1991 baute der Physiker Wolfgang Feist das erste Passivhaus in Darmstadt-Kranichstein. Keine 30 Jahre später muss man nur mehr den wenigsten erklären, was ein Passivhaus ist. Die meisten haben zumindest schon davon gehört – und das auf der ganzen Welt. Das zeigt auch die internationale Passivhaustagung in München, die heuer schon zum 22. Mal stattfand.

Dort präsentierten Architekten ihre neuesten Projekte im Segment Passivhaus - und sind ziemlich aktiv dabei.

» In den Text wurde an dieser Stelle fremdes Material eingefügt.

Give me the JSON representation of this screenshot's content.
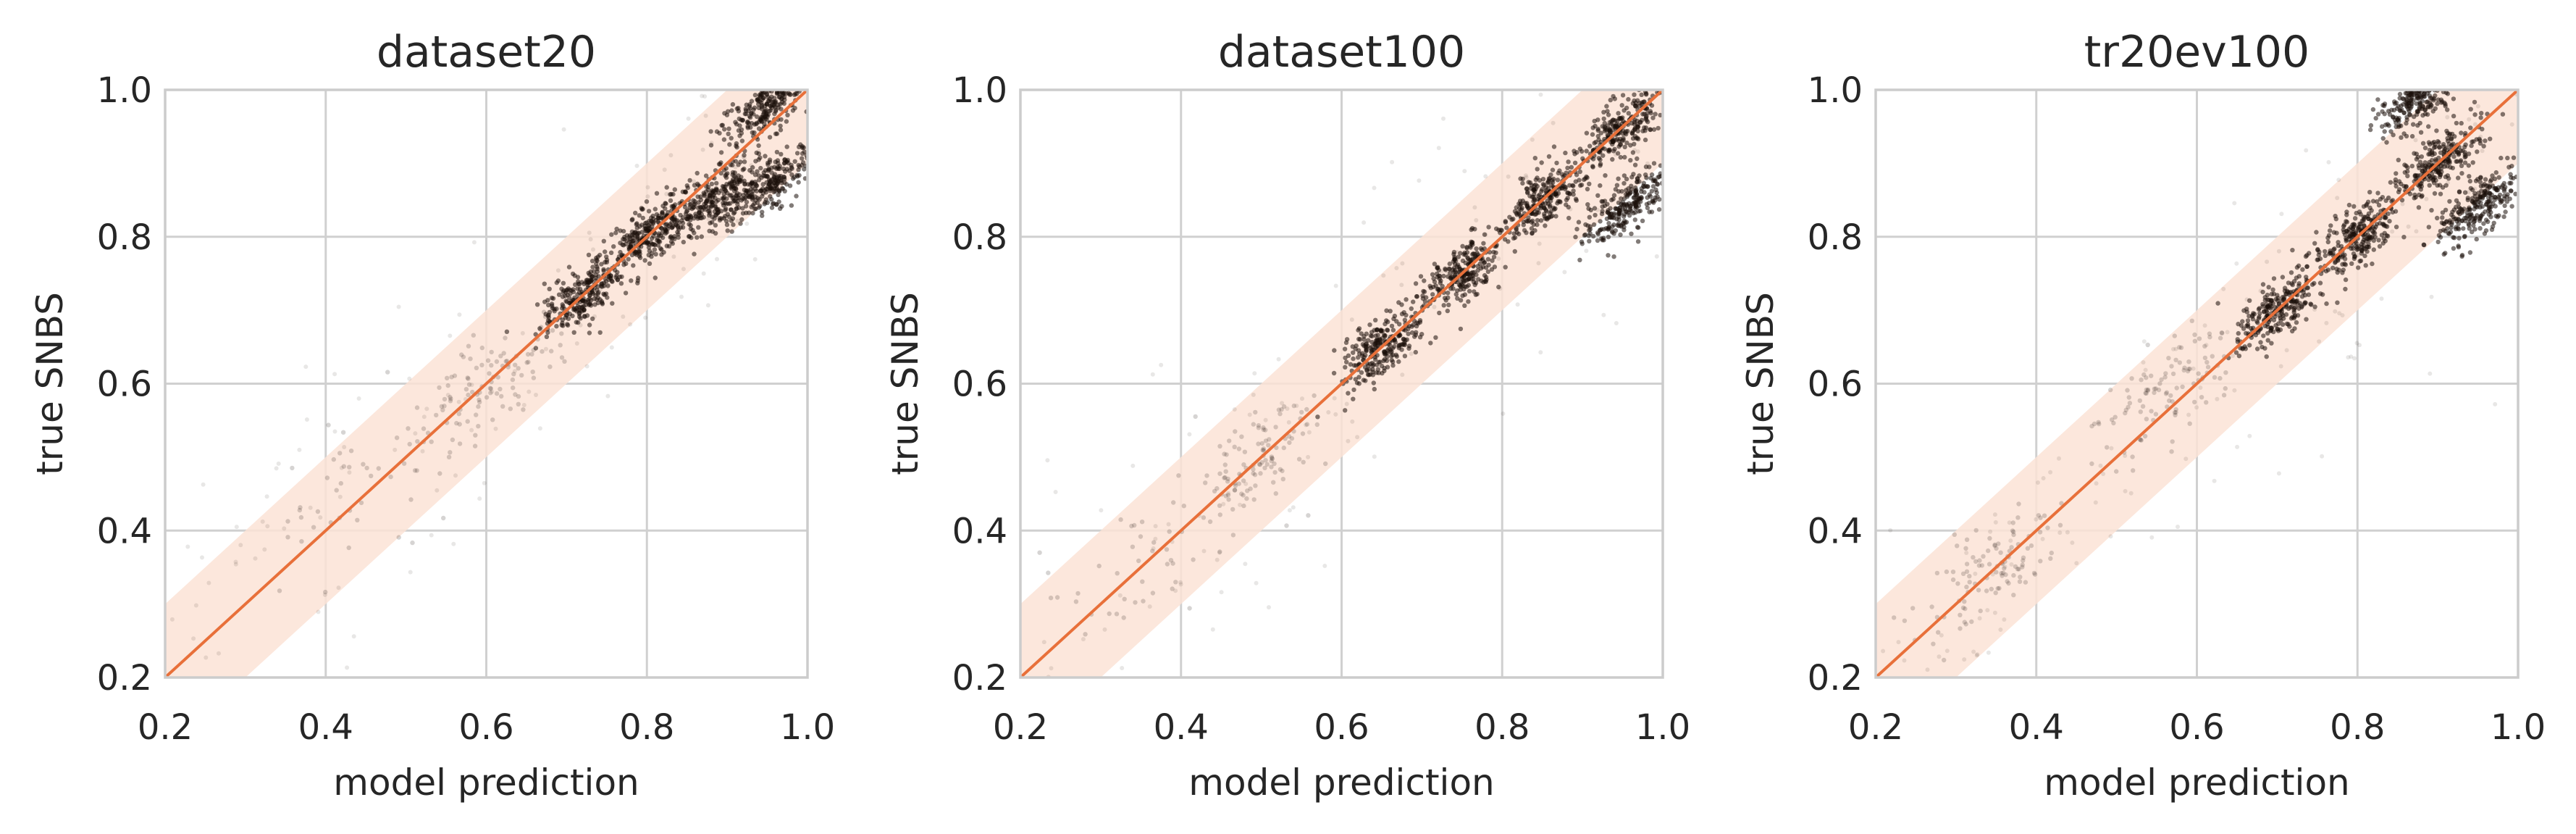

So hat sich beispielweise Schweden das Ziel gesetzt, bis 2050 seine Treibhausgasemissionen um 80 Prozent zu reduzieren. Ein ambitioniertes Ziel, für das viele Häuser aus den 60ern und 70ern energiesparend gemacht werden sollen. Das soll mit gebäudeintegrierter Solartechnik funktionieren, erklärt der schwedische Architekt Ingo Theoboldt auf der Passivhaustagung. Die Solartechnik an Fassaden und auf Dächern alter Häuser hätte großes Potential, glaubt Theoboldt. Die Herausforderung seien derzeit noch die Installationskosten.

Auch in Spanien bemüht man sich um Gebäude aus den 1970er Jahren. Oliver Style vom Ingenieurbüro Progetic in Barcelona präsentierte ein Projekt, bei dem Altbauten mit Passivhaus-Komponenten ausgestattet werden. Da kein Eingriff auf die Außenfassade des Hauses erlaubt war, wurde hier vor allem mit Dämmung gearbeitet. Die Kosten dafür lägen bei 1185 Euro pro Quadratmeter.